HPAE, the largest nurses union in the state, has been engaged in bargaining with Hackensack Meridian Health, calling for increased wages and adequate personal protective equipment. It also demanded restrictions on “non-nursing duties that may lead to… higher risk of exposure to contamination.”

Although the nurses will picket, they are not on strike, the union said.

The talks, according to the union, were chilly from the start, beginning with the firing of Adam Witt, a union leader and former nurse at Jersey Shore University who was terminated in April after “defending a fellow nurse being disciplined by Hackensack Meridian,” HPAE said at the time. (The union is still fighting for his reinstatement.)

The health system disputed the union’s claim about Witt.

“We have a different perspective,” a spokeswoman for Hackensack said in an email. “Our doctors and nurses are soldiers fighting a war. Adam Witt abandoned his shift. He was terminated because he went AWOL, not for the ‘reasons’ now being suggested by him or his surrogates. At all times – but especially during the ongoing COVID-19 crisis – his first responsibility should have been to the patients at Jersey Shore University Medical Center.”

The email added: “We understand the union is fighting for his reinstatement but it’s important for the public to know that his termination was upheld by the formal appeal process that is prescribed in our contract with HPAE.”

The talks as a whole eventually soured completely, leading to the picket line, the union said.

But Hackensack Meridian called the talks with the union “productive” and made no mention of friction in an emailed statement. The health system said “both sides are listening and communicating well” and “progress is being made.” It vowed to bargain for contracts that provide “fair, competitive wages and benefits.”

“We are unclear as to why informational picketing is being organized because it’s inconsistent with what’s taking place during the bargaining discussions,” Hackensack Meridian said.
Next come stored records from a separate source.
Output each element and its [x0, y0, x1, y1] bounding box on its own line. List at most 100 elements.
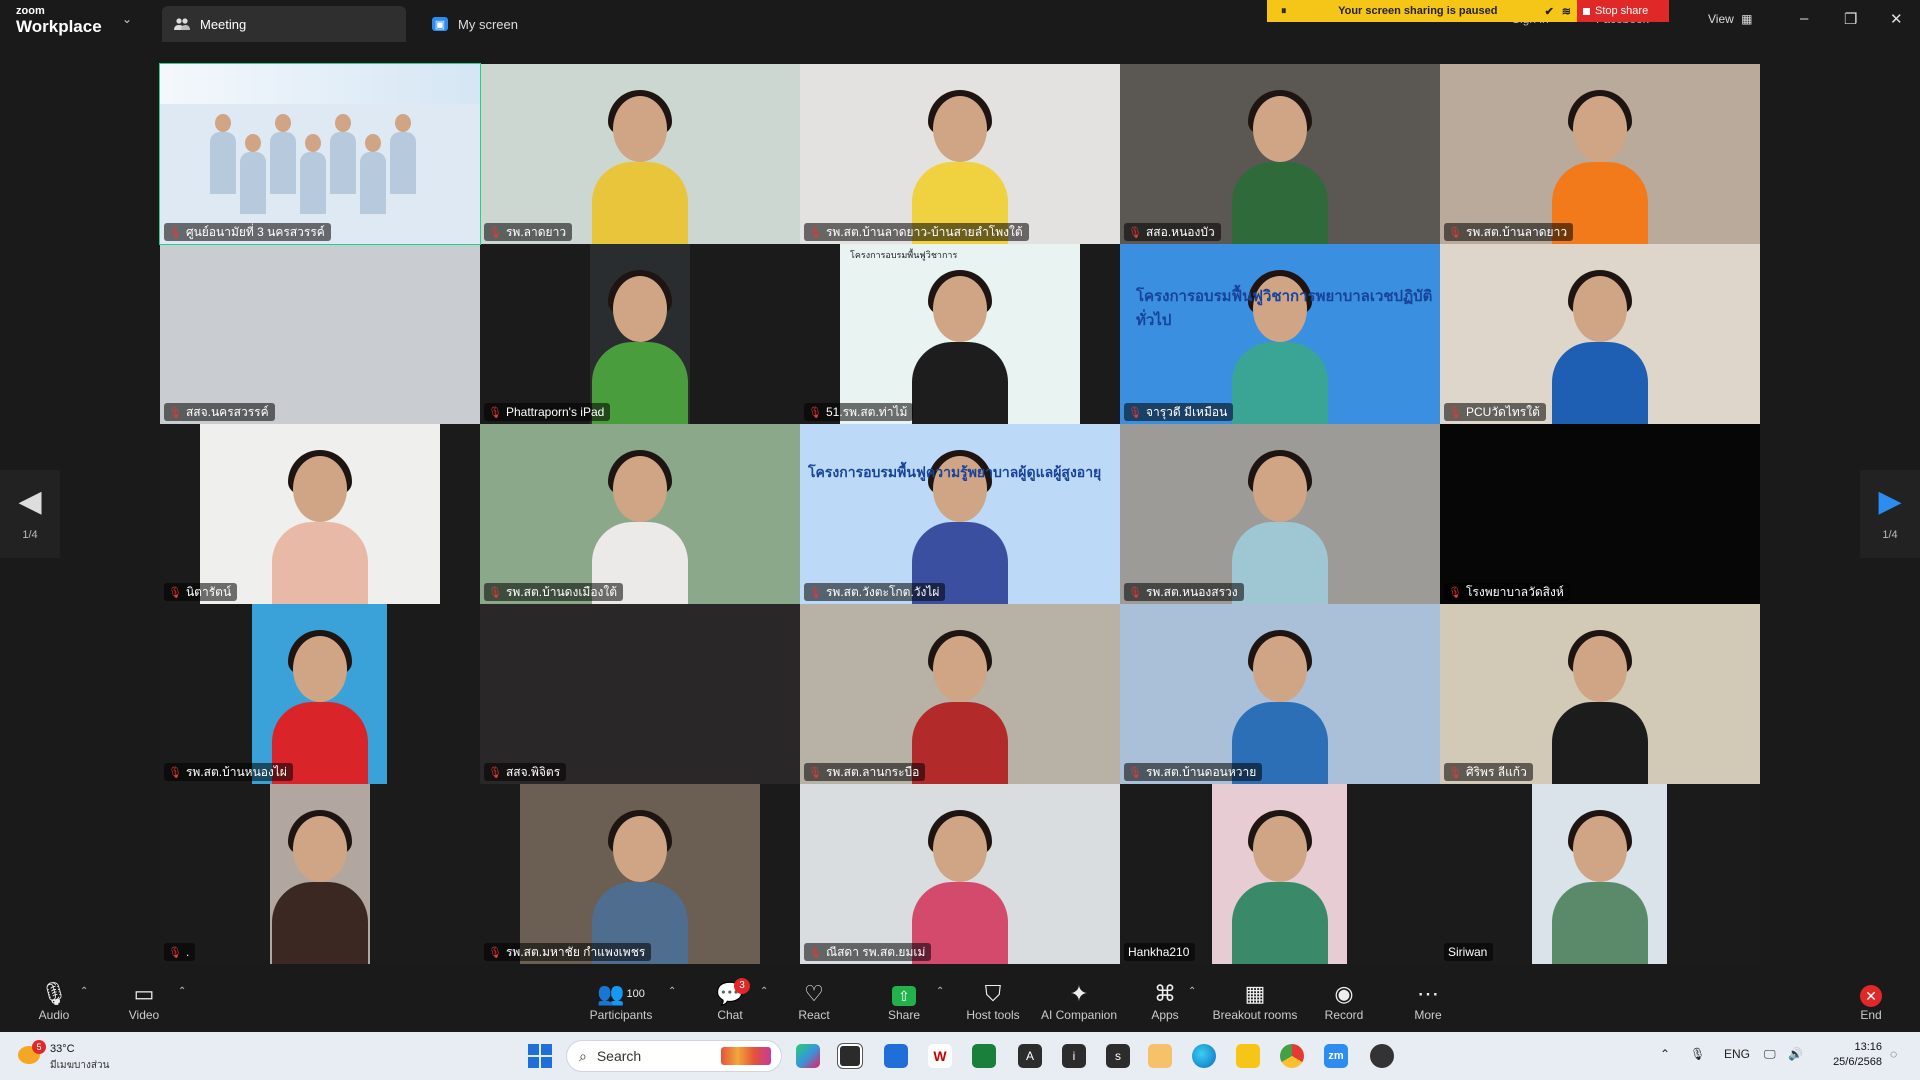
- tray-microphone-icon[interactable]: 🎙: [1690, 1047, 1705, 1061]
- taskbar-search[interactable]: ⌕ Search: [566, 1040, 782, 1072]
- task-view-icon[interactable]: [837, 1043, 863, 1069]
- muted-microphone-icon: 🎙: [488, 406, 502, 419]
- info-app-icon[interactable]: i: [1062, 1044, 1086, 1068]
- video-tile[interactable]: 🎙 ณีสดา รพ.สต.ยมเม่: [800, 784, 1120, 964]
- video-tile[interactable]: 🎙 รพ.สต.บ้านดอนหวาย: [1120, 604, 1440, 784]
- tray-overflow-caret-icon[interactable]: ⌃: [1660, 1047, 1670, 1061]
- video-tile[interactable]: 🎙.: [160, 784, 480, 964]
- file-explorer-icon[interactable]: [1236, 1044, 1260, 1068]
- view-menu[interactable]: View ▦: [1708, 12, 1752, 26]
- video-tile[interactable]: โครงการอบรมพื้นฟูความรู้พยาบาลผู้ดูแลผู้…: [800, 424, 1120, 604]
- video-tile[interactable]: Siriwan: [1440, 784, 1760, 964]
- apps-options-caret-icon[interactable]: ⌃: [1188, 986, 1196, 997]
- volume-icon[interactable]: 🔊: [1788, 1047, 1803, 1061]
- more-button[interactable]: ⋯ More: [1412, 982, 1444, 1023]
- edge-icon[interactable]: [1192, 1044, 1216, 1068]
- share-options-caret-icon[interactable]: ⌃: [936, 986, 944, 997]
- muted-microphone-icon: 🎙: [488, 766, 502, 779]
- app-menu-chevron-icon[interactable]: ⌄: [122, 12, 132, 26]
- app-red-dot-icon[interactable]: [1370, 1044, 1394, 1068]
- moph-app-icon[interactable]: [972, 1044, 996, 1068]
- next-page-button[interactable]: ▶ 1/4: [1860, 470, 1920, 558]
- video-options-caret-icon[interactable]: ⌃: [178, 986, 186, 997]
- chat-button[interactable]: 💬 3 Chat: [714, 978, 750, 1022]
- host-tools-button[interactable]: ⛉ Host tools: [964, 982, 1022, 1023]
- video-tile[interactable]: 🎙 สสจ.นครสวรรค์: [160, 244, 480, 424]
- participant-name-label: Hankha210: [1124, 943, 1196, 961]
- prev-page-button[interactable]: ◀ 1/4: [0, 470, 60, 558]
- word-app-icon[interactable]: W: [928, 1044, 952, 1068]
- ai-companion-button[interactable]: ✦ AI Companion: [1038, 982, 1120, 1023]
- video-tile[interactable]: 🎙 รพ.ลาดยาว: [480, 64, 800, 244]
- breakout-rooms-button[interactable]: ▦ Breakout rooms: [1210, 982, 1300, 1023]
- video-tile[interactable]: โครงการอบรมพื้นฟูวิชาการ 🎙 51.รพ.สต.ท่าไม้: [800, 244, 1120, 424]
- video-feed: [1440, 424, 1760, 604]
- tab-meeting[interactable]: Meeting: [162, 6, 406, 42]
- participants-button[interactable]: 👥 100 Participants: [586, 982, 656, 1023]
- participant-name-label: 🎙 รพ.สต.มหาชัย กำแพงเพชร: [484, 943, 652, 961]
- react-button[interactable]: ♡ React: [796, 982, 832, 1023]
- text-app-icon[interactable]: A: [1018, 1044, 1042, 1068]
- tab-my-screen[interactable]: ▣ My screen: [420, 6, 580, 42]
- photos-app-icon[interactable]: [1148, 1044, 1172, 1068]
- close-icon[interactable]: ✕: [1890, 10, 1903, 28]
- muted-microphone-icon: 🎙: [488, 586, 502, 599]
- notifications-icon[interactable]: ◌: [1890, 1047, 1897, 1061]
- start-button[interactable]: [528, 1044, 552, 1068]
- video-tile[interactable]: 🎙 ศิริพร ลีแก้ว: [1440, 604, 1760, 784]
- group-member: [330, 114, 356, 194]
- search-highlight-image: [721, 1047, 771, 1065]
- participant-figure: [272, 810, 368, 964]
- minimize-icon[interactable]: –: [1800, 10, 1808, 27]
- store-icon[interactable]: [884, 1044, 908, 1068]
- muted-microphone-icon: 🎙: [488, 946, 502, 959]
- language-indicator[interactable]: ENG: [1724, 1047, 1750, 1061]
- network-icon[interactable]: 🖵: [1764, 1047, 1776, 1062]
- video-tile[interactable]: 🎙 รพ.สต.หนองสรวง: [1120, 424, 1440, 604]
- audio-button[interactable]: 🎙 Audio: [34, 981, 74, 1023]
- participant-name-label: 🎙 Phattraporn's iPad: [484, 403, 611, 421]
- stop-share-button[interactable]: Stop share: [1577, 0, 1669, 22]
- s-app-icon[interactable]: s: [1106, 1044, 1130, 1068]
- participant-name-label: 🎙 รพ.สต.บ้านลาดยาว: [1444, 223, 1574, 241]
- video-tile[interactable]: 🎙 รพ.สต.ลานกระบือ: [800, 604, 1120, 784]
- video-tile[interactable]: 🎙 โรงพยาบาลวัดสิงห์: [1440, 424, 1760, 604]
- group-member: [210, 114, 236, 194]
- restore-icon[interactable]: ❐: [1844, 10, 1857, 28]
- chat-options-caret-icon[interactable]: ⌃: [760, 986, 768, 997]
- copilot-icon[interactable]: [796, 1044, 820, 1068]
- participants-options-caret-icon[interactable]: ⌃: [668, 986, 676, 997]
- microphone-icon: 🎙: [40, 981, 68, 1006]
- video-tile[interactable]: โครงการอบรมฟื้นฟูวิชาการพยาบาลเวชปฏิบัติ…: [1120, 244, 1440, 424]
- video-button[interactable]: ▭ Video: [124, 982, 164, 1023]
- search-icon: ⌕: [579, 1047, 587, 1064]
- video-tile[interactable]: 🎙 รพ.สต.บ้านหนองไผ่: [160, 604, 480, 784]
- video-tile[interactable]: 🎙 ศูนย์อนามัยที่ 3 นครสวรรค์: [159, 63, 481, 245]
- video-tile[interactable]: 🎙 รพ.สต.บ้านดงเมืองใต้: [480, 424, 800, 604]
- weather-widget[interactable]: 5 33°C มีเมฆบางส่วน: [18, 1040, 158, 1074]
- zoom-workplace-logo: zoom Workplace: [16, 5, 102, 36]
- video-tile[interactable]: 🎙 Phattraporn's iPad: [480, 244, 800, 424]
- end-meeting-button[interactable]: ✕ End: [1856, 982, 1886, 1022]
- video-tile[interactable]: 🎙 สสจ.พิจิตร: [480, 604, 800, 784]
- participant-figure: [1232, 450, 1328, 604]
- video-tile[interactable]: 🎙 สสอ.หนองบัว: [1120, 64, 1440, 244]
- apps-button[interactable]: ⌘ Apps: [1148, 981, 1182, 1023]
- participant-figure: [592, 90, 688, 244]
- slide-title-text: โครงการอบรมฟื้นฟูวิชาการพยาบาลเวชปฏิบัติ…: [1136, 288, 1433, 329]
- video-tile[interactable]: 🎙 รพ.สต.บ้านลาดยาว: [1440, 64, 1760, 244]
- zoom-taskbar-icon[interactable]: zm: [1324, 1044, 1348, 1068]
- taskbar-clock[interactable]: 13:16 25/6/2568: [1822, 1040, 1882, 1070]
- stop-square-icon: [1583, 7, 1590, 15]
- video-tile[interactable]: 🎙 PCUวัดไทรใต้: [1440, 244, 1760, 424]
- video-tile[interactable]: 🎙 นิตารัตน์: [160, 424, 480, 604]
- audio-options-caret-icon[interactable]: ⌃: [80, 986, 88, 997]
- share-button[interactable]: ⇧ Share: [886, 982, 922, 1022]
- share-paused-banner: ⏸ Your screen sharing is paused ✔ ≋: [1267, 0, 1585, 22]
- record-button[interactable]: ◉ Record: [1322, 982, 1366, 1023]
- video-tile[interactable]: 🎙 รพ.สต.มหาชัย กำแพงเพชร: [480, 784, 800, 964]
- apps-icon: ⌘: [1154, 981, 1176, 1006]
- chrome-icon[interactable]: [1280, 1044, 1304, 1068]
- video-tile[interactable]: 🎙 รพ.สต.บ้านลาดยาว-บ้านสายลำโพงใต้: [800, 64, 1120, 244]
- video-tile[interactable]: Hankha210: [1120, 784, 1440, 964]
It noted in the statement that it has always had an adequate stock of PPE and is working to procure a 90-day supply in the coming months.

The health network said it’s “creating separate COVID and non-COVID areas in our hospitals, testing team members for the virus, installing thermal cameras at every hospital and long-term care facility entrance to screen everyone who enters the building.”

But the union said nurses’ safety has and continues to be at risk. Union officials said they’ve lacked a voice at the table and called for a preparedness committee to be formed “so they can be part of decision making” to ensure adequate PPE for workers.

“Nurses faced insurmountable challenges during the COVID-19 pandemic outbreak,” Anna Pona, a registered nurse and president of HPAE Local 5138, said in a statement. “Providing care without adequate protection was a risk that no one should have to face.”